Woman shares story of loss, speaks out on World Suicide Prevention Day
Amy Nolden lost her father and brother to suicide just five years apart.
Her father, Scott Ollerman, died when he was 49 years old in 2011; her brother, Bobby Ollerman died when he was 25 years old in 2016.
“With my dad, there were definitely signs,” she said. “With my brother, he was a week away from getting married.”
Nolden is no stranger to suicidal thoughts.
“I had my first thoughts of suicide when I was 13 years old,” she said.
She’s struggled with her own mental health for years, but said self care and her children have motivated her to not take her own life.
“I think it starts with me and it starts with the conversation. I’m working with my 3-year-old now on talking about our feelings,” she said. “What I went through with my brother and my dad, it shattered my whole life. My biggest fear is losing someone I love again to suicide, but especially my children.”
While she works to openly talk about emotions with her children, she eventually wants to help on a larger platform.

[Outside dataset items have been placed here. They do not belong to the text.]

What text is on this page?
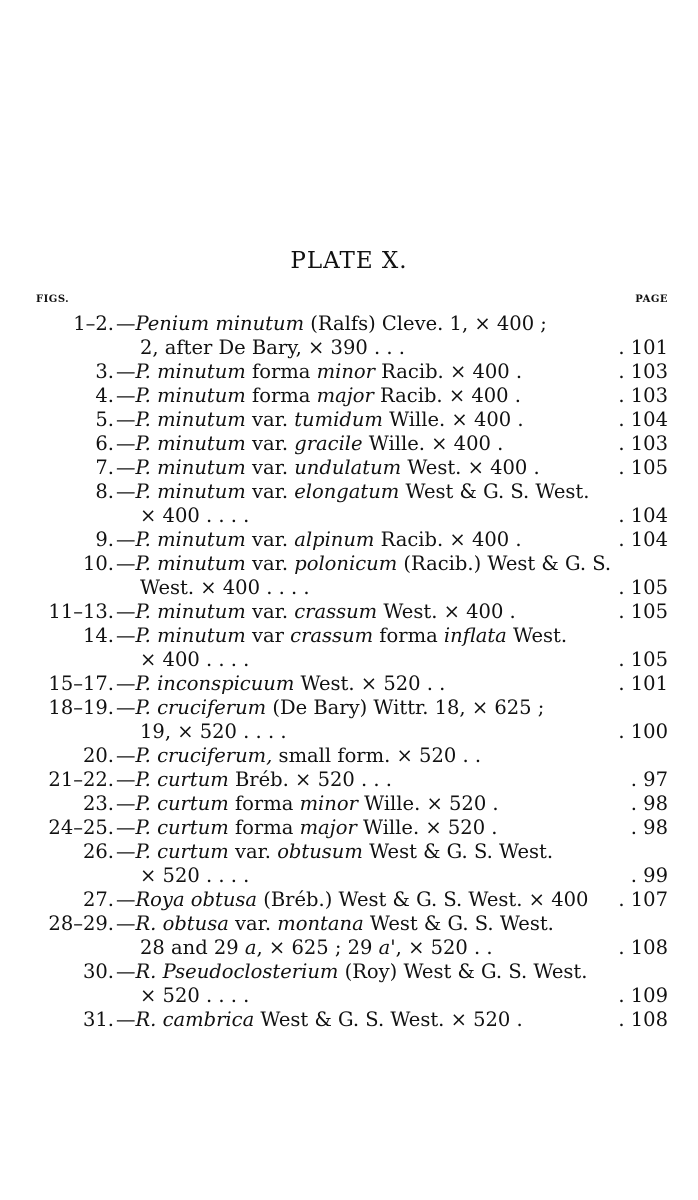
PLATE X.
FIGS.	PAGE
1–2. —Penium minutum (Ralfs) Cleve. 1, × 400 ;
2, after De Bary, × 390 . . .	. 101
3. —P. minutum forma minor Racib. × 400 .	. 103
4. —P. minutum forma major Racib. × 400 .	. 103
5. —P. minutum var. tumidum Wille. × 400 .	. 104
6. —P. minutum var. gracile Wille. × 400 .	. 103
7. —P. minutum var. undulatum West. × 400 .	. 105
8. —P. minutum var. elongatum West & G. S. West.
× 400 . . . .	. 104
9. —P. minutum var. alpinum Racib. × 400 .	. 104
10. —P. minutum var. polonicum (Racib.) West & G. S.
West. × 400 . . . .	. 105
11–13. —P. minutum var. crassum West. × 400 .	. 105
14. —P. minutum var crassum forma inflata West.
× 400 . . . .	. 105
15–17. —P. inconspicuum West. × 520 . .	. 101
18–19. —P. cruciferum (De Bary) Wittr. 18, × 625 ;
19, × 520 . . . .	. 100
20. —P. cruciferum, small form. × 520 . .
21–22. —P. curtum Bréb. × 520 . . .	. 97
23. —P. curtum forma minor Wille. × 520 .	. 98
24–25. —P. curtum forma major Wille. × 520 .	. 98
26. —P. curtum var. obtusum West & G. S. West.
× 520 . . . .	. 99
27. —Roya obtusa (Bréb.) West & G. S. West. × 400 . 107
28–29. —R. obtusa var. montana West & G. S. West.
28 and 29 a, × 625 ; 29 a', × 520 . .	. 108
30. —R. Pseudoclosterium (Roy) West & G. S. West.
× 520 . . . .	. 109
31. —R. cambrica West & G. S. West. × 520 .	. 108
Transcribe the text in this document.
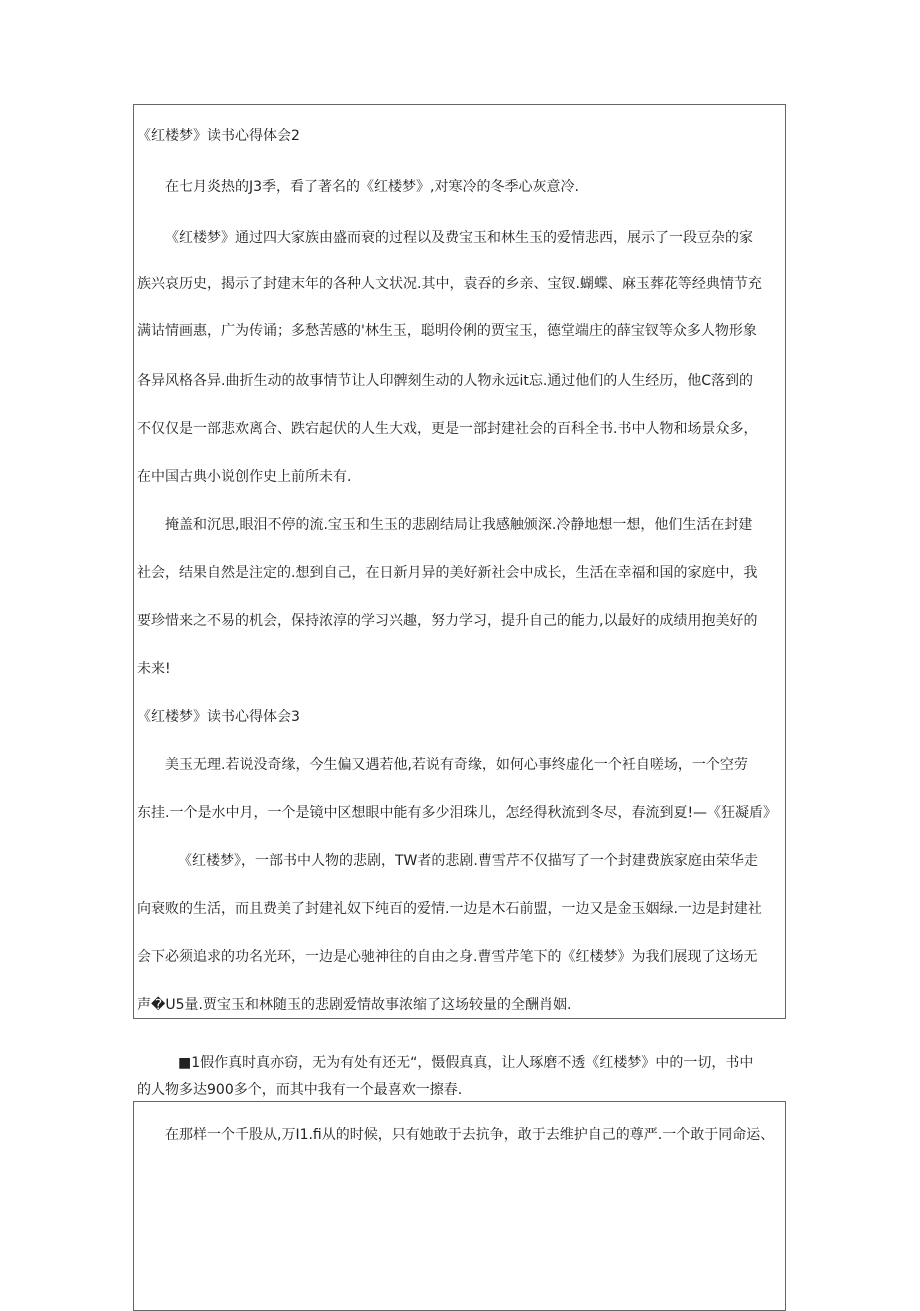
《红楼梦》读书心得体会2
在七月炎热的J3季，看了著名的《红楼梦》,对寒冷的冬季心灰意冷.
《红楼梦》通过四大家族由盛而衰的过程以及费宝玉和林生玉的爱情悲西，展示了一段豆杂的家
族兴哀历史，揭示了封建末年的各种人文状况.其中，袁吞的乡亲、宝钗.蝴蝶、麻玉葬花等经典情节充
满诂情画惠，广为传诵；多愁苦感的'林生玉，聪明伶俐的贾宝玉，德堂端庄的薛宝钗等众多人物形象
各异风格各异.曲折生动的故事情节让人印髀刻生动的人物永远it忘.通过他们的人生经历，他C落到的
不仅仅是一部悲欢离合、跌宕起伏的人生大戏，更是一部封建社会的百科全书.书中人物和场景众多，
在中国古典小说创作史上前所未有.
掩盖和沉思,眼泪不停的流.宝玉和生玉的悲剧结局让我感触颁深.冷静地想一想，他们生活在封建
社会，结果自然是注定的.想到自己，在日新月异的美好新社会中成长，生活在幸福和国的家庭中，我
要珍惜来之不易的机会，保持浓淳的学习兴趣，努力学习，提升自己的能力,以最好的成绩用抱美好的
未来!
《红楼梦》读书心得体会3
美玉无理.若说没奇缘，今生偏又遇若他,若说有奇缘，如何心事终虚化一个衽自嗟场，一个空劳
东挂.一个是水中月，一个是镜中区想眼中能有多少泪珠儿，怎经得秋流到冬尽，春流到夏!—《狂凝盾》
《红楼梦》，一部书中人物的悲剧，TW者的悲剧.曹雪芹不仅描写了一个封建费族家庭由荣华走
向衰败的生活，而且费美了封建礼奴下纯百的爱情.一边是木石前盟，一边又是金玉姻绿.一边是封建社
会下必须追求的功名光环，一边是心驰神往的自由之身.曹雪芹笔下的《红楼梦》为我们展现了这场无
声�U5量.贾宝玉和林随玉的悲剧爱情故事浓缩了这场较量的全酬肖姻.
■1假作真时真亦窃，无为有处有还无“，慑假真真，让人琢磨不透《红楼梦》中的一切，书中
的人物多达900多个，而其中我有一个最喜欢一擦春.
在那样一个千股从,万I1.fi从的时候，只有她敢于去抗争，敢于去维护自己的尊严.一个敢于同命运、
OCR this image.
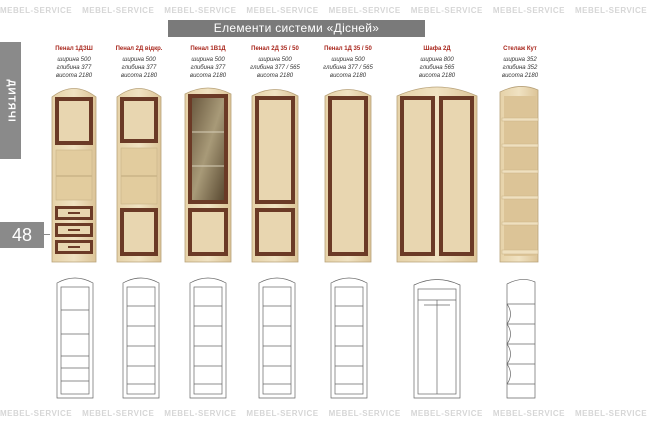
MEBEL-SERVICE MEBEL-SERVICE MEBEL-SERVICE MEBEL-SERVICE MEBEL-SERVICE MEBEL-SERVICE MEBEL-SERVICE MEBEL-SERVICE
MEBEL-SERVICE MEBEL-SERVICE MEBEL-SERVICE MEBEL-SERVICE MEBEL-SERVICE MEBEL-SERVICE MEBEL-SERVICE MEBEL-SERVICE
Елементи системи «Дісней»
ДИТЯЧІ
48
Пенал 1ДЗШ
ширина 500
глибина 377
висота 2180
Пенал 2Д відкр.
ширина 500
глибина 377
висота 2180
Пенал 1В1Д
ширина 500
глибина 377
висота 2180
Пенал 2Д 35 / 50
ширина 500
глибина 377 / 565
висота 2180
Пенал 1Д 35 / 50
ширина 500
глибина 377 / 565
висота 2180
Шафа 2Д
ширина 800
глибина 565
висота 2180
Стелаж Кут
ширина 352
глибина 352
висота 2180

“I plan to go back to school and get my masters in counseling and then I would like to work really closely with suicide prevention,” Nolden said.
She added while World Suicide Prevention Day is a great place to start taking action and advocate, mental health is an everyday thing that needs constant attention.
“Reach out to someone and ask how they’re doing, ask how their day is, you know, how can I help you,” she said. “I think that really is the biggest measure that we can take to help the people we love.”